Rasch hatte er sie eingeholt, klopfte auf ihre Schulter. Ein kurzer Augenblick des Zusammenzuckens und Erschreckens, umdrehen und erkennen, Erleichterung.

"Sie sind es."

"Mein Name ist Plenten."

"Ich bin Alexandra."

"Weißt du, warum Pandarei sich in Gefahr befindet?"

"Nein, ich weiß nur, daß sie verschwunden ist, als du im Lokal aufgetaucht bist."

"Wer ist sie ?"

"Pandarei hat im selben Haus wie ich ein Zimmer. Ich habe ihr den Job verschafft."

"In der Küche?"

"Als Hilfe. Im Prinzip mußte sie nur Geschirr waschen im Keller."

"Vielleicht hatte sie einfach keine Lust mehr, den Fußabtreter für die feine Gesellschaft zu spielen und ist abgehaut. Wie wäre das?"

"Und dann bittet sie einen Penner, der sie nicht einmal kennt und der selbst auf die Abfälle dieser feinen Gesellschaft angewiesen ist, um seine bescheidene, aber gutgemeinte Mithilfe bei... ja, bei was eigentlich?"

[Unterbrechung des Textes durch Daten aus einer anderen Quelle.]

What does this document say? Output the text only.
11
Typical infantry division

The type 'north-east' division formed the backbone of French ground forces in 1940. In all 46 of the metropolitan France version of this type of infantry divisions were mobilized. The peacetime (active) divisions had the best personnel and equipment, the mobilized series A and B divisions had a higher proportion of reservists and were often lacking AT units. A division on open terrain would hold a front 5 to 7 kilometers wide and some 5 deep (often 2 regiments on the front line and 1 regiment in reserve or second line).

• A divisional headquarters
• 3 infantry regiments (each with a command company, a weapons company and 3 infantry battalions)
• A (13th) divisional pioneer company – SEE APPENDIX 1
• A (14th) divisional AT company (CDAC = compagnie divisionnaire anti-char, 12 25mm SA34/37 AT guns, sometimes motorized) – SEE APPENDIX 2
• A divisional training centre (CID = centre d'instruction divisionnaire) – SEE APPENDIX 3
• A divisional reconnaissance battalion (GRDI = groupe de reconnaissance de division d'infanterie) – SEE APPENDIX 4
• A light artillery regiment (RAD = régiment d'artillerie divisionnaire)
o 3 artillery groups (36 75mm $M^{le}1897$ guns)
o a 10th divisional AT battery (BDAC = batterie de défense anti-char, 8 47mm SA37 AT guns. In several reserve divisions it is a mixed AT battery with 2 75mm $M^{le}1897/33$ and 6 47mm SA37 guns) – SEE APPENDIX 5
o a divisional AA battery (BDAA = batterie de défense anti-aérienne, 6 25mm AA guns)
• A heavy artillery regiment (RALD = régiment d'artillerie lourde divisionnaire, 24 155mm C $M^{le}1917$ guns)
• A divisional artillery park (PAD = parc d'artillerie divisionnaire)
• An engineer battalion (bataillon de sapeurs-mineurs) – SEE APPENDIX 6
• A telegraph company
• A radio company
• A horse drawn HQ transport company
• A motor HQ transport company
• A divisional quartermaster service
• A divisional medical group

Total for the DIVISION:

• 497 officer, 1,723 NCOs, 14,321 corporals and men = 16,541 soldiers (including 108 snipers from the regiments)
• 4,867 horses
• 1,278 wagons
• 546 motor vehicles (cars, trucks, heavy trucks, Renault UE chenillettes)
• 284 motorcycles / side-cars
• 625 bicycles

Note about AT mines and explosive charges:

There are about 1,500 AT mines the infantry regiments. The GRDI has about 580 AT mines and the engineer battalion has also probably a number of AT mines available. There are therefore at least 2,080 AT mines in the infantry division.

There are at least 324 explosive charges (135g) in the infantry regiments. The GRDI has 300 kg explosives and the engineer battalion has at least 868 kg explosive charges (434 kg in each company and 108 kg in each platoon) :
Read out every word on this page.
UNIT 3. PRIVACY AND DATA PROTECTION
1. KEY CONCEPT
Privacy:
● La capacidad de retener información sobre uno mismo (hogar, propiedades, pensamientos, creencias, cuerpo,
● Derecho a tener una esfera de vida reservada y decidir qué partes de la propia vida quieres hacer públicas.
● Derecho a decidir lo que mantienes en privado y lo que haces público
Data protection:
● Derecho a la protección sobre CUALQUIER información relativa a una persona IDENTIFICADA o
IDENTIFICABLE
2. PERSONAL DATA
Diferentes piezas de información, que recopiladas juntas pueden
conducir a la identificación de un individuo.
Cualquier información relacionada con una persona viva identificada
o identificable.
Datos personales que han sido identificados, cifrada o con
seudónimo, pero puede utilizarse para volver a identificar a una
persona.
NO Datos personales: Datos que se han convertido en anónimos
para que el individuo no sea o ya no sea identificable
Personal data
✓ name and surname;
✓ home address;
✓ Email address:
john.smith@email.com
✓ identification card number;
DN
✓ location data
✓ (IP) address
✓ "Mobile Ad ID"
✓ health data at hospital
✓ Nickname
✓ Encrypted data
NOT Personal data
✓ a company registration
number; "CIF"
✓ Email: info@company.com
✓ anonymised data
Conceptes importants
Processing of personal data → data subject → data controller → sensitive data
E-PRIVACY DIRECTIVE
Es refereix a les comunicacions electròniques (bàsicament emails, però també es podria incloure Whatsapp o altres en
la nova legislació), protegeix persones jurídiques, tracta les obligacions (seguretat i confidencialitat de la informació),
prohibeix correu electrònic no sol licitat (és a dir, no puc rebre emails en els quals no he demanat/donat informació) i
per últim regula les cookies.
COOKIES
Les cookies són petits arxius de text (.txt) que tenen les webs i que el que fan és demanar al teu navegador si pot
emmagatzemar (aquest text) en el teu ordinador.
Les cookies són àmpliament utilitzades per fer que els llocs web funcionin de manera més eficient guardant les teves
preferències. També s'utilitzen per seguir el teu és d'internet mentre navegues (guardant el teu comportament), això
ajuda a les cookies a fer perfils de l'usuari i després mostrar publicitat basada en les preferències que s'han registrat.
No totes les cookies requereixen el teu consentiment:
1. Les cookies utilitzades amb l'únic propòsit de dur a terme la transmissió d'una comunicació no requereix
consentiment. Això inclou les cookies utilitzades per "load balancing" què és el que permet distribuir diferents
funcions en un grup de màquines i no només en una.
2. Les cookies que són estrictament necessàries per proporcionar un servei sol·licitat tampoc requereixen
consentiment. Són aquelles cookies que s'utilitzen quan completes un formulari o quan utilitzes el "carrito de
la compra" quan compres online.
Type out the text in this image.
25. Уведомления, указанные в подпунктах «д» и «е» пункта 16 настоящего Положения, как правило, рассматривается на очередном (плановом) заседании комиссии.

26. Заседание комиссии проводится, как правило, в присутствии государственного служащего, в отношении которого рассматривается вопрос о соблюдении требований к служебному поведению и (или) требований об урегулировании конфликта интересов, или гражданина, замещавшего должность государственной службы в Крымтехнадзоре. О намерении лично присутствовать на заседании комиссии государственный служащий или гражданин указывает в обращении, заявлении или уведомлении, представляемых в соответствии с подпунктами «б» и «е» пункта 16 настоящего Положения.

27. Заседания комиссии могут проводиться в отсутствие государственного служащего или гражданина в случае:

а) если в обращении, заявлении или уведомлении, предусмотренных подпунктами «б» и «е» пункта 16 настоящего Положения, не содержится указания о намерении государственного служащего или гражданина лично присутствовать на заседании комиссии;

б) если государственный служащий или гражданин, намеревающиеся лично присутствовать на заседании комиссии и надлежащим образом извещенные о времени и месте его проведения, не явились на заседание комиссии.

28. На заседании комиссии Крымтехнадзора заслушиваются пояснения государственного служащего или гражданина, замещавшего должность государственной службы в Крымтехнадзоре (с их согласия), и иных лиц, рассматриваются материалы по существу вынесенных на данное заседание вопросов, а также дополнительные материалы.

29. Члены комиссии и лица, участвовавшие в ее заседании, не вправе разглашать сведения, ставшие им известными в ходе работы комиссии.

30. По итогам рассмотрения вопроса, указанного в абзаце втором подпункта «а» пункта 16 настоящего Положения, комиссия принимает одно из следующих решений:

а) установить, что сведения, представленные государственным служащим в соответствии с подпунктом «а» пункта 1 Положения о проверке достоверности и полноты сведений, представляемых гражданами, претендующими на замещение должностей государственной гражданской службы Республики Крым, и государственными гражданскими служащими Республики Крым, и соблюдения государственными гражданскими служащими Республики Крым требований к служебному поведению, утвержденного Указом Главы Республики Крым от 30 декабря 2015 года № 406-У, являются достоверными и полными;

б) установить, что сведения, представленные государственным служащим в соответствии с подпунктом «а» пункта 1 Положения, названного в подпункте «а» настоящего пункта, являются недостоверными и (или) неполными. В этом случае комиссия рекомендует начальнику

Während ihres Gesprächs hatten sie einen Fußmarsch unternommen, zuerst durch die hellerleuchtete Bahnhofstraße, dann in immer kleinere Straßen, die nicht ganz ungefährlich aussahen bis sie am Ende einer Sackgasse vor einem gewaltigen, grauen Schuhkarton standen. Es wäre jetzt folglich der Zeitpunkt gekommen, in dem sie ihn zu sich in die Wohnung auf einen Schluck Tee hätte hinauf bitten müssen, wenn sie Wert darauf gelegt hätte, ihr Gespräch fortzusetzen.

"Hier wohne ich. Du kannst dich morgen mal bei mir melden, dann kann ich dir sagen, ob sich irgendwas Neues ergeben hat."

"Du hältst es also nicht für nötig, sofort etwas zu unternehmen?"

"Was denn? Melde dich einfach, vielleicht hat sie keine Lust mehr gehabt, den Fußabstreifer zu spielen..."

Die letzten Worte hatte sie gähnend hervorgebracht. Die Konversation hatte ihre Müdigkeit nur kurze Zeit verdrängt und die kam unvermittelt wieder, möglicherweise weil sie die Nähe einer weichen, warmen Matratze spürte.

"Heute nicht!" blinkte es in Plentens Gehirn in Neonschrift auf, als sie den Schlüssel ins Schloß steckte und die Tür öffnete, die nach ihrem Verschwinden nur langsam wieder zufiel, während sie bereits die Treppe hochstieg. In dem Moment riß er die Tür noch mal auf, um ebenfalls in das Dunkel des Hauses einzutauchen, und schloß sie dann gut hörbar. Er horchte und konnte feststellen, daß sie ihre Schritte nicht verlangsamt hatte, sein Eindringen unbemerkt vonstatten gegangen war.

Er wartete bis die Geräusche auf der Treppe verklungen waren, ihre Wohnung sie verschluckt hatte und er zum einzigen Säuger in diesem Treppenhaus geworden war. Seine Augen hatten sich schon soweit an die Finsternis gewöhnt, daß er die Aufschriften an den Klingelknöpfen des Erdgeschosses mit Hilfe des durch ein Fenster über der Eingangstür einfallenden Straßenlichts lesen konnte.